My Approach to Teaching Cello Lessons
If you ask any teacher a student's most important attribute, the answer is motivation. 'Talent' is basically a short-hand term for prior music experience. A motivated student will surpass any obstacle. My challenge is always to pass my passion for cello along, so that students can know the joys and pleasures I have. Everything I do is aimed at motivating the students.
- Lessons and practicing should be fun
- I tell the students if they are bored while they are practicing, they have to stop immediately and figure out a way to practice that isn't boring. I teach them ways to do this.
- Students select the music they want to play, and I transcribe and arrange it as a cello duet. They love it.
- It is great to play with somebody else, another reason for the duets. I have a book of simple, and not so simple, duets I have written to play with students
- Noticing and improving the student's efforts and accomplishments. This is very powerful.
- Proceeding at a learning pace that the student finds comfortable and not threatening.
- Taking time for variety and fun in the lesson. Learning music is a very complex path, and though we organize it, the path is not really linear. It is not about grinding toward a goal, but exploration. There is a reason it is called playing an instrument. 'Play' is the exploration of possibilities.

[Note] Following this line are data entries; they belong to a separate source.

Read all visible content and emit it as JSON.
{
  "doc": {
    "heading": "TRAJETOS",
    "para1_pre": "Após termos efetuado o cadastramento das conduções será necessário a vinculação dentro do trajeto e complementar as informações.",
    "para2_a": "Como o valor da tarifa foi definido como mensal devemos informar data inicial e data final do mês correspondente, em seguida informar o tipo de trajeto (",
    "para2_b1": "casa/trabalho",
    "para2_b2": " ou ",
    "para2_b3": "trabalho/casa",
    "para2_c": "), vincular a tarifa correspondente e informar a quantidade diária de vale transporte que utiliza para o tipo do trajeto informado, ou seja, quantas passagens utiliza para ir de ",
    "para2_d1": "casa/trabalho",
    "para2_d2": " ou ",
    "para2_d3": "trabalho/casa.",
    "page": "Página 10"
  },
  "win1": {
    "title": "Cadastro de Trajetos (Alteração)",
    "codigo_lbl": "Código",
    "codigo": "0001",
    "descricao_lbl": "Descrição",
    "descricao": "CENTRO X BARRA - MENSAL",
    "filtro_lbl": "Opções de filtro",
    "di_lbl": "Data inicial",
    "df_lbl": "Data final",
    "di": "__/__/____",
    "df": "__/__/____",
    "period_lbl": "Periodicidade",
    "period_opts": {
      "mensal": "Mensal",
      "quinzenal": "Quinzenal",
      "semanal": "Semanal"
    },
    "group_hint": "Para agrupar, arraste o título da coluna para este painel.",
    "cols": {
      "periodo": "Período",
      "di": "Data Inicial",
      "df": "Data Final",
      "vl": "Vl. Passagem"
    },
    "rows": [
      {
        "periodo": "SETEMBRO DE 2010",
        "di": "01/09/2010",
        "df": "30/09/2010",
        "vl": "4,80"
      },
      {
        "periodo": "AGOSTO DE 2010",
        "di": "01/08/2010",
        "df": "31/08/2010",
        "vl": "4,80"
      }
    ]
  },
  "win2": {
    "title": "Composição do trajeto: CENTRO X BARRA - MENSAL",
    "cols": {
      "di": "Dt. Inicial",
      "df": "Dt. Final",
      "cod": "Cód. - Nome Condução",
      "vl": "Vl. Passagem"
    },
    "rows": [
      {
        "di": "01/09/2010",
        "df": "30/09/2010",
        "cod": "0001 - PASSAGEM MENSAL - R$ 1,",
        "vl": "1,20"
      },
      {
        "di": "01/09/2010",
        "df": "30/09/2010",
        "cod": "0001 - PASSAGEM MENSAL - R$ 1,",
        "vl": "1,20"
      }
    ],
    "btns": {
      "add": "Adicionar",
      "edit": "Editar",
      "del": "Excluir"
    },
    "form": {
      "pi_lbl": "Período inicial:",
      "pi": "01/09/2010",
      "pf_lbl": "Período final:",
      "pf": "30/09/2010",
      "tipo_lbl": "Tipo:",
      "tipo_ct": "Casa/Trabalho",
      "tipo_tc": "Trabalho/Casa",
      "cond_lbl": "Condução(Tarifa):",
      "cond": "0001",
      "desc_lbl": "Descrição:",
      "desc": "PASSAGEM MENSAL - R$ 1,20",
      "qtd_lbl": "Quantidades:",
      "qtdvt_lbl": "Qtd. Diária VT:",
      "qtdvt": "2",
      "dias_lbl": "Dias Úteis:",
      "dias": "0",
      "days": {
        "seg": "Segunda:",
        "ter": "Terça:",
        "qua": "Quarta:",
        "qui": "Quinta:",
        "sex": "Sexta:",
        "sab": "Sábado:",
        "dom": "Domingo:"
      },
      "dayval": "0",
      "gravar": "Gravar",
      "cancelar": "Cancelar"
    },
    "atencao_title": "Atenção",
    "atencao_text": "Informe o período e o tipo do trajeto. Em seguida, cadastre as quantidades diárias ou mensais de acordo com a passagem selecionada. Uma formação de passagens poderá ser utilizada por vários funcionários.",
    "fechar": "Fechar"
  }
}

- Classical – Bach, especially played by Pablo Casals
- Rock and Blues– Jimi Hendrix
- Funk – Stevie Wonder
- Metal – Cello band Apocalyptica
- Brazilian – Joao Gilberto
- Jazz – Miles Davis
- Pop – Bruno Mars
“Success is going from failure to failure without losing enthusiasm.” -Winston Churchill
“Make the impossible possible, the difficult easy, and the easy, elegant.” -Robert Sussuma
While I love playing classical music, my biggest joy has been exploring non-classical cello. I began attending the New Directions Cello Festival, a festival for non-classical cello music fourteen years ago. It was a revelation – I really didn't know I could have that much fun at my age. The days at the festival are full of workshops, followed by dinners with fellow musicians, concerts by cellist in the evening, followed by jams until dawn. And repeat. I had no idea that I could do with so little sleep. What was most exciting was that the performers were all playing their own music, and all of it was completely individual. Nobody was in competition with anybody, because the music was so distinct. Most cellists are brought up in the classical mode, playing music written by others. The opportunity to create one's own music opens up new vistas, and requires a broader set of skills. In Bach's day a musician played, and improvised, and composed. My goals for my students are to reach this level again.